Permite-se o pagamento mensal de juros e correção monetária em depósitos a prazo fixo com cláusula de correção monetária prefixada, respeitando os limites acordados com os Sindicatos de Bancos.
Nos contratos de empréstimos com cláusula de correção monetária, pode-se incluir dispositivo para cobrança mensal da correção, observando o item anterior.
O saldo das contas de empréstimos com correção monetária não pode exceder o total dos depósitos a prazo com correção monetária captados pelo banco.
Diferenças entre o total de depósitos a prazo com correção monetária e o saldo das contas de empréstimos do mesmo tipo devem ser representadas por Obrigações do Tesouro Nacional - Tipo Reajustável.
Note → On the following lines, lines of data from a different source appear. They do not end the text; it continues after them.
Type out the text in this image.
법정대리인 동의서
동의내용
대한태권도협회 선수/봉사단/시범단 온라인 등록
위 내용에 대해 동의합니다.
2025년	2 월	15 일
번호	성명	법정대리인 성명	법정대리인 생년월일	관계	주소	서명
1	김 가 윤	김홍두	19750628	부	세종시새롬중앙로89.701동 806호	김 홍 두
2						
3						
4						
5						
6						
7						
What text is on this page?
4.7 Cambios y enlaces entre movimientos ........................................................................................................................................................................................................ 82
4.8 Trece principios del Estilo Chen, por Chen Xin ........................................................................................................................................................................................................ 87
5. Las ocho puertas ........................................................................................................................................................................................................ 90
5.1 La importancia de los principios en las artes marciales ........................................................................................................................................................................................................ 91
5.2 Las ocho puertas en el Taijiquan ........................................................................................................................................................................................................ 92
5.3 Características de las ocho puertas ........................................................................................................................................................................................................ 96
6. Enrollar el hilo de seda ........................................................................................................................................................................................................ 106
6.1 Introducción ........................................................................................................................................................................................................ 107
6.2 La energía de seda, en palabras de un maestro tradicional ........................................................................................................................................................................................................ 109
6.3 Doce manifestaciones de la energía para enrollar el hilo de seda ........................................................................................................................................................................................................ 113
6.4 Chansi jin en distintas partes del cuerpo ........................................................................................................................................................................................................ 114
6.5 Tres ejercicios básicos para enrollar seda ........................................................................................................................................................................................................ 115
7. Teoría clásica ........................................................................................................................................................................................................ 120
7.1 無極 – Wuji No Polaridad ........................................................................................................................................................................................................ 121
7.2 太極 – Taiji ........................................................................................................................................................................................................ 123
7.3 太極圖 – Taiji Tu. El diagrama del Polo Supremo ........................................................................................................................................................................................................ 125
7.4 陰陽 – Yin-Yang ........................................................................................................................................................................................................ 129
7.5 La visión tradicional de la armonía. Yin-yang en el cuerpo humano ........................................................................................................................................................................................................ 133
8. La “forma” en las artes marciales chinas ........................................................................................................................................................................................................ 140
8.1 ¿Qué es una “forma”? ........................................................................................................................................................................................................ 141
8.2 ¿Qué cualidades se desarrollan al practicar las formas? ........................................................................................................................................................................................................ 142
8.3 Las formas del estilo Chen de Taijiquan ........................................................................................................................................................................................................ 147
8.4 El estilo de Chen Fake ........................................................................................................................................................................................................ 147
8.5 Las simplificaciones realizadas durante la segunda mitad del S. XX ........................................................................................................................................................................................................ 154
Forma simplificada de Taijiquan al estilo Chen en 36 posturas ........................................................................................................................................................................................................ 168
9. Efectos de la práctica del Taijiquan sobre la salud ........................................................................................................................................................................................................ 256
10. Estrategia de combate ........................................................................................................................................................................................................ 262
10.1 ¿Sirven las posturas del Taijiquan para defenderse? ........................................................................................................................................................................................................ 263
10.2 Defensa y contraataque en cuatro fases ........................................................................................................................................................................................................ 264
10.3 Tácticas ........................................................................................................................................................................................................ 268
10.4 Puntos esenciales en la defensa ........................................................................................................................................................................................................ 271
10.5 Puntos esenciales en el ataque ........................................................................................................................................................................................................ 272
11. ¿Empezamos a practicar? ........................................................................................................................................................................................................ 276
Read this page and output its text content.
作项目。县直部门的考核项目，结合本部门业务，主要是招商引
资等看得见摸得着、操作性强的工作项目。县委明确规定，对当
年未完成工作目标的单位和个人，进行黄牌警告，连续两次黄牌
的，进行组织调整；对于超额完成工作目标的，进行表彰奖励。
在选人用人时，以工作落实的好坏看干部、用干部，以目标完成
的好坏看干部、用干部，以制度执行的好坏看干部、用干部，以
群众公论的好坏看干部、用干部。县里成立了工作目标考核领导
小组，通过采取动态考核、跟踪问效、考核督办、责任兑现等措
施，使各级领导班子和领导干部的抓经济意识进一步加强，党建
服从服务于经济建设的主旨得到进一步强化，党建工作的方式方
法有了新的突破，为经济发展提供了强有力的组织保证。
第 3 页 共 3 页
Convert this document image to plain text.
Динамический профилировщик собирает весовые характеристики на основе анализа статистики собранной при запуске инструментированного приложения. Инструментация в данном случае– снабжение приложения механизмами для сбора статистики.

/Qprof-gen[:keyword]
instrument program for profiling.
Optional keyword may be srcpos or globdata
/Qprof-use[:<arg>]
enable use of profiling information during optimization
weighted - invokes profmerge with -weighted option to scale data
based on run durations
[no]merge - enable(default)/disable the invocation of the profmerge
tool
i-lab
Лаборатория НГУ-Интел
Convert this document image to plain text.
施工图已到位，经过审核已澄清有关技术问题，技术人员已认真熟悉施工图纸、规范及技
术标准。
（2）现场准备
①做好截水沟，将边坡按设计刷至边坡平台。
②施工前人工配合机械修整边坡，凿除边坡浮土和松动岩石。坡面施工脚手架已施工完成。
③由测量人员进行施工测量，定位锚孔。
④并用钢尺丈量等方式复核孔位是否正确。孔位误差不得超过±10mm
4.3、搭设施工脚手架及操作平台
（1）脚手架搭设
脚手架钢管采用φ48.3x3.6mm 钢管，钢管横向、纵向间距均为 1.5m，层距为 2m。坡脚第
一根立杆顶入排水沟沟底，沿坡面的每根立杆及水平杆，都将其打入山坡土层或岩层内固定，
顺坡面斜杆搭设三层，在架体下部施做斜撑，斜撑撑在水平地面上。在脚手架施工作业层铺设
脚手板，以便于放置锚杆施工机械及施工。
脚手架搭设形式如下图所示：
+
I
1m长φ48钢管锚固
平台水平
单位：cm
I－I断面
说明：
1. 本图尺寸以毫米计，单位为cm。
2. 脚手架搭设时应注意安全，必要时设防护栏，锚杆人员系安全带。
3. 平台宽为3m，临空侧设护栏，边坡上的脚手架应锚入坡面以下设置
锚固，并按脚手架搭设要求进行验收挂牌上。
Para contabilização, utilizar os títulos contábeis: "DEPÓSITOS A PRAZO COM CORREÇÃO MONETÁRIA" (verba nº 7225, do Grupo DEPÓSITOS A PRAZO, DO PASSIVO EXIGÍVEL) e "EMPRÉSTIMOS COM CORREÇÃO MONETÁRIA" (verba nº 2227, do ATIVO REALIZÁVEL).
Nos balanços, constituir provisões para pagamento de juros contratuais vencidos e correção monetária; se não prefixada, a provisão baseia-se no último índice mensal em vigor.
A garantia dos empréstimos com correção monetária será constituída de efeitos comerciais, mesmo com vencimento inferior a 180 dias, desde que representem ao menos 120% do saldo corrigido do empréstimo.